Texas has a long history of voting discrimination against racial minorities. As Supreme Court rulings invalidated the Texas white primaries in 1944, the poll tax in 1966 and Texas’s system of multi-member state House districts in 1973, Texas turned to redistricting to dilute minority voting strength. The federal Voting Rights Act is the bulwark against unfair redistricting in Texas. Nationwide, the Voting Rights Act prohibits discrimination on the basis of race and, for certain jurisdictions with a history of voting discrimination (including Texas), until 2013 it required federal preapproval of voting-related changes.

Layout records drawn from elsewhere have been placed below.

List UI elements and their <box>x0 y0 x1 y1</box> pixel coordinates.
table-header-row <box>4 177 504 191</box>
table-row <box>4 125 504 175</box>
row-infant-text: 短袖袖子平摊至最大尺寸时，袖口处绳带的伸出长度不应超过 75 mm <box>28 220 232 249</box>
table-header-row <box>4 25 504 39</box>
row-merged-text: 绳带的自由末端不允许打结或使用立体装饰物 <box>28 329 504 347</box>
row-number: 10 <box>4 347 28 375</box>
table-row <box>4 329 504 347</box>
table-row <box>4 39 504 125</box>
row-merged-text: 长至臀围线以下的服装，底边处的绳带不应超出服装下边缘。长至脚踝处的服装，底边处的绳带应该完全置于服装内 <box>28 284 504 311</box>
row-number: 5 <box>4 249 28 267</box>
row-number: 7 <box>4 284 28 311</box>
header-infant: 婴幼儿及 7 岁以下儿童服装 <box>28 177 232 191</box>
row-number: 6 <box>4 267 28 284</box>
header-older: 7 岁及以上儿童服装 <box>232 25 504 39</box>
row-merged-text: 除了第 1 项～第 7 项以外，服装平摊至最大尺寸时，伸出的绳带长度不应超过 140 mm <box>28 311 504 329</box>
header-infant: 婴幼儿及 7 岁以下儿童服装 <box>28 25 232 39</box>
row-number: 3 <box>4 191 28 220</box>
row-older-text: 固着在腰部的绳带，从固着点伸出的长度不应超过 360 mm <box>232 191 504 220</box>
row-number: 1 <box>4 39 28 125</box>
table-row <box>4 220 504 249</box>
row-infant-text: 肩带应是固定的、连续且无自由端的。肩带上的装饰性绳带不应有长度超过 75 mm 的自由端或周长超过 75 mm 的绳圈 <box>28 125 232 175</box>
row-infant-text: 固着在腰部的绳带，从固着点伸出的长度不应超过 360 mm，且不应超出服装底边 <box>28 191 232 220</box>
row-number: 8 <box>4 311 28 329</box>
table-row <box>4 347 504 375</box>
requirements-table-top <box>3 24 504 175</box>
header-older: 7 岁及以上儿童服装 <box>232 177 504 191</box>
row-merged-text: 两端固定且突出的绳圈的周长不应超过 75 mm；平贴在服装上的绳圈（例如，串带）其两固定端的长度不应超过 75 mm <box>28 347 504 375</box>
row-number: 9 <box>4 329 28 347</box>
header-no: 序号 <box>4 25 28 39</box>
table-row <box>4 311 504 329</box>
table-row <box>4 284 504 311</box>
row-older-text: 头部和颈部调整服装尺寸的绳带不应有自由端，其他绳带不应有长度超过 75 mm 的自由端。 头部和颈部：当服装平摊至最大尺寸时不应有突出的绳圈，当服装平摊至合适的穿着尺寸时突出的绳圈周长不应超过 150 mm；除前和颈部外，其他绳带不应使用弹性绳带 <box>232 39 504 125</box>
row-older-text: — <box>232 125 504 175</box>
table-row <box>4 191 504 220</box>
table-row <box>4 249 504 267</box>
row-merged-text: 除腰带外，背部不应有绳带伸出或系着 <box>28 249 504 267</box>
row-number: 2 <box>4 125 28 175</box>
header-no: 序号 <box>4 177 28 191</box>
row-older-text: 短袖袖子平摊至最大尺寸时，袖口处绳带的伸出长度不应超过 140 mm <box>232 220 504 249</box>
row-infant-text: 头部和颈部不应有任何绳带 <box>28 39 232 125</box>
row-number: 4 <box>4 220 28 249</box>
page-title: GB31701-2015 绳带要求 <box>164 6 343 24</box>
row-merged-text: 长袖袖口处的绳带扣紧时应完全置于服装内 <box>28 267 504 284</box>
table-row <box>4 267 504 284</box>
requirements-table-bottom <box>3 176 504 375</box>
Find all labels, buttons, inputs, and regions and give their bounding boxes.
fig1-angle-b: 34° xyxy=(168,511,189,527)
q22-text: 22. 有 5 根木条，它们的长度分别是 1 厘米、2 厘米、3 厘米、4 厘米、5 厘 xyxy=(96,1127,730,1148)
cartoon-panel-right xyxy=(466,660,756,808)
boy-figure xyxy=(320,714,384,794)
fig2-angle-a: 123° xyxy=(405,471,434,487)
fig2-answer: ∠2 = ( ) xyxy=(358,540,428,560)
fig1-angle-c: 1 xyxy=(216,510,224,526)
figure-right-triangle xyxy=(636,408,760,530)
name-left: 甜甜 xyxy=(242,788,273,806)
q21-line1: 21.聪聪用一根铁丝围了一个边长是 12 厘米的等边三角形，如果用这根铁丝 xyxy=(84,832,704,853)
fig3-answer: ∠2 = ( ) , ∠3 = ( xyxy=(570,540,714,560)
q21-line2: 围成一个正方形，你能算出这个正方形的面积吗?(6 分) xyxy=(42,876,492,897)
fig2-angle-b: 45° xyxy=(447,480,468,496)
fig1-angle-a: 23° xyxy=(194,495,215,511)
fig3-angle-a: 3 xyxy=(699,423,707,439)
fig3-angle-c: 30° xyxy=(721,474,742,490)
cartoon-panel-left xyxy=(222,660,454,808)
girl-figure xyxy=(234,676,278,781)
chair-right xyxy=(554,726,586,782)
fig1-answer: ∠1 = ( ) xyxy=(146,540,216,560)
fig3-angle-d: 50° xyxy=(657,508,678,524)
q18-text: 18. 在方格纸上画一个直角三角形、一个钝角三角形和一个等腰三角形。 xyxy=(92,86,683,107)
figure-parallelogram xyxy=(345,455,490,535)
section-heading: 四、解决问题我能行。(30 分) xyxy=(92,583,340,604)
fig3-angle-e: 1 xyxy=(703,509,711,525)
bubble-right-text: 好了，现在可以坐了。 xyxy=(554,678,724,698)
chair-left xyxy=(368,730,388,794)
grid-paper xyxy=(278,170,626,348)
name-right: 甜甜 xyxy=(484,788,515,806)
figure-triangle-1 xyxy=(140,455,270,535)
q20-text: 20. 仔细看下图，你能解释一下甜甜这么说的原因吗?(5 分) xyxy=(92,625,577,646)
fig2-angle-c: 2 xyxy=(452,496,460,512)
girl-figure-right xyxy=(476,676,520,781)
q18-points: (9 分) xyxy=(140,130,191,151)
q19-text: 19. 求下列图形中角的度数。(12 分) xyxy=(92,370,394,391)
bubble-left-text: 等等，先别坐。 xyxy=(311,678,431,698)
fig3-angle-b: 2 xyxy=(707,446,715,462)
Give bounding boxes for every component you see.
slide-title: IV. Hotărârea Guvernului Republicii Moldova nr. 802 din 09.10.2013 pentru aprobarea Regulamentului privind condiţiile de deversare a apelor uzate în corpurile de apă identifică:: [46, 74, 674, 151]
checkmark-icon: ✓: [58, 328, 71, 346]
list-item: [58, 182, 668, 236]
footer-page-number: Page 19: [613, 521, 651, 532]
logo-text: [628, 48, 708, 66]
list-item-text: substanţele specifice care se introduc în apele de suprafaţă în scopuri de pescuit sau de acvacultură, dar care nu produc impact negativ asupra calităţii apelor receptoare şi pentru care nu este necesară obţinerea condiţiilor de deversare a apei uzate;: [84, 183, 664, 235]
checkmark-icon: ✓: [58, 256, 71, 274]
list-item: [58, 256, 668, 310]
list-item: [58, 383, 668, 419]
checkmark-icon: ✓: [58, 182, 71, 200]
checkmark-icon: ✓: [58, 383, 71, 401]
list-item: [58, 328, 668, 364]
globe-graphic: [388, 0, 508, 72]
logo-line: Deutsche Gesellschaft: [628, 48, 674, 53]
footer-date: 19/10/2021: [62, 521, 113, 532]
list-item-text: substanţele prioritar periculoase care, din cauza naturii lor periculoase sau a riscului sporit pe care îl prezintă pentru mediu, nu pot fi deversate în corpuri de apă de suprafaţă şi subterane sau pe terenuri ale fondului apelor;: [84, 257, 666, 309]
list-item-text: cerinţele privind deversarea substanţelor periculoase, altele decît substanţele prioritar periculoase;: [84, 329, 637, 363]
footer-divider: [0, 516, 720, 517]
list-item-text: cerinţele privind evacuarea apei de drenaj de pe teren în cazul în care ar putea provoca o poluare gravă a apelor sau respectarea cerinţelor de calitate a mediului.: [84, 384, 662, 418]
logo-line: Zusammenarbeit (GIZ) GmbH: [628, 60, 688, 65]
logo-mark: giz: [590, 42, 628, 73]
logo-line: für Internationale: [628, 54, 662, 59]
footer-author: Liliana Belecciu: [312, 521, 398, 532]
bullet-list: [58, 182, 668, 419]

In every decade since the 1970s, courts or the U.S. Justice Department have relied on the Voting Rights Act to block one or more unjust statewide redistricting plans enacted in Texas.
In 2006, the Supreme Court used the Voting Rights Act to invalidate a Texas congressional redistricting plan because the Legislature took away West Texas Latino voters’ opportunity to elect their preferred candidate by removing 100,000 Latinos from their congressional district. Most recently, Texas’s 2011 redistricting plans for congressional and state House districts were preliminarily blocked under the Voting Rights Act. Their fate remains in the hands of a federal court.
As minority voters in Texas work to close the historical gap in political participation — relying on federal courts to make slow but steady progress in redistricting — fringe activists from the conservative Project on Fair Representation have filed the Evenwel v. Abbott case in order to neutralize the Voting Rights Act. If their plan for mandatory unequal population in redistricting prevails, Latino and other minority voters will be punished for living in areas with relatively more children and fewer registered voters.